This Card6 knockout strain may be useful in studies of signal transduction and NF-ΚB activation.
Dr. Tak Mak, University Health Network / University of Toronto
The targeted Card6 gene encodes a protein that carries a CARD, caspase recruitment domain, interacts with microtubules, modulates NF-ΚB activation and is upregulated beta IFN and gamma IFN.
These knock-out mice carry a mutation in which exon 4 has been deleted via Cre-mediated recombination. No gene product (mRNA or ΔCARD6S variant protein) is detected by RT-PCR analysis of splenocytes or Western blot analysis of bone marrow and thymocytes from homozygotes.
Mice that are homozygous for the targeted mutation are viable, fertile, and show no overt phenotype. During backcrossing, the Y chromosome may not have been fixed to the C57BL/6 genetic background.
A targeting vector containing a FRT site flanked Neo selection cassette and a 3’ end loxP was utilized in the construction of this mutant. This selection cassette was inserted upstream of exon 4 of the targeted gene, and another loxP site was inserted downstream of exon 4. The construct was electroporated into 129P2/OlaHsd derived E14K embryonic stem (ES) cells.
Correctly targeted ES cells were injected into C57BL/6 blastocysts. The resulting chimeric animals were tested for germline transmission. Heterozygotes were crossed with Cre deleter mice carrying the Tg(CMV-cre)1Cgn/J transgene, on an unspecified genetic background, to delete the floxed exon 4.
The mice were then backcrossed to C57BL/6 for 10 generations. During backcrossing, the Y chromosome may not have been fixed to the C57BL/6 genetic background.
Upon arrival, sperm was cryopreserved. To establish our live colony, an aliquot of frozen sperm was used to fertilize C57BL/6J oocytes (Stock No. 000664).
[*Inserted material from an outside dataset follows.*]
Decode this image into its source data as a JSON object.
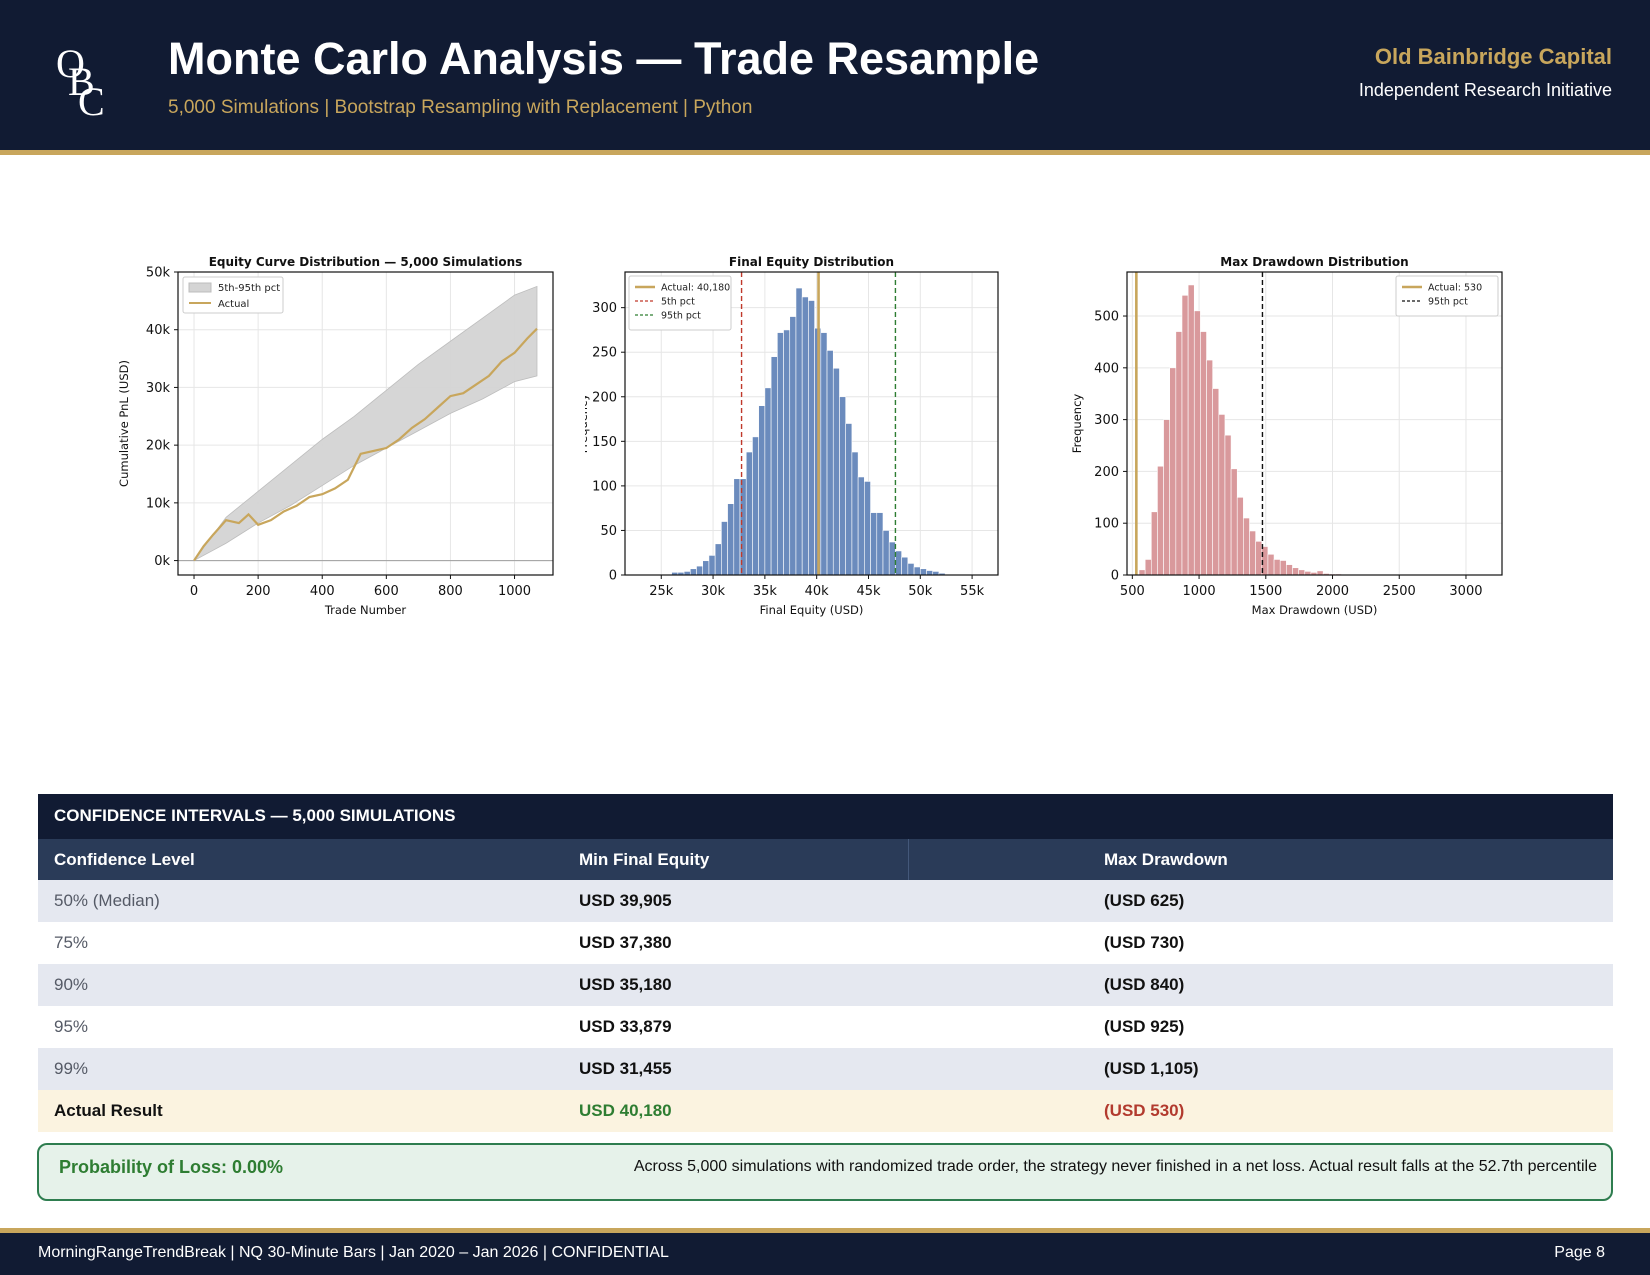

A 48 SNP (single nucleotide polymorphism) panel analysis, with 43 markers covering all 19 chromosomes and the X chromosome, as well as 5 markers that distinguish between the C57BL/6J and C57BL/6N substrains, was performed on the rederived living colony at The Jackson Laboratory Repository. While the 43 markers throughout the genome suggested a C57BL/6 genetic background, all 5 markers that determine C57BL/6J from C57BL/6N were found to be segregating. These data suggest the mice sent to The Jackson Laboratory Repository were on a mixed C57BL/6J ; C57BL/6N genetic background.
|Allele Name||targeted mutation 1.1, Almut Dufner|
|Allele Type||Targeted (Null/Knockout)|
|Gene Symbol and Name||Card6, caspase recruitment domain family, member 6|
|Strain of Origin||129P2/OlaHsd|
|Molecular Note||The last coding exon was removed by germ-line, cre-mediated recombination. The absence of protein product was confirmed by western blot analysis on thymus and bone marrow extracts.|
When maintaining a live colony, these mice can be bred as homozygotes.
When using the Card6 KO mouse strain in a publication, please cite the originating article(s) and include JAX stock #029253 in your Materials and Methods section.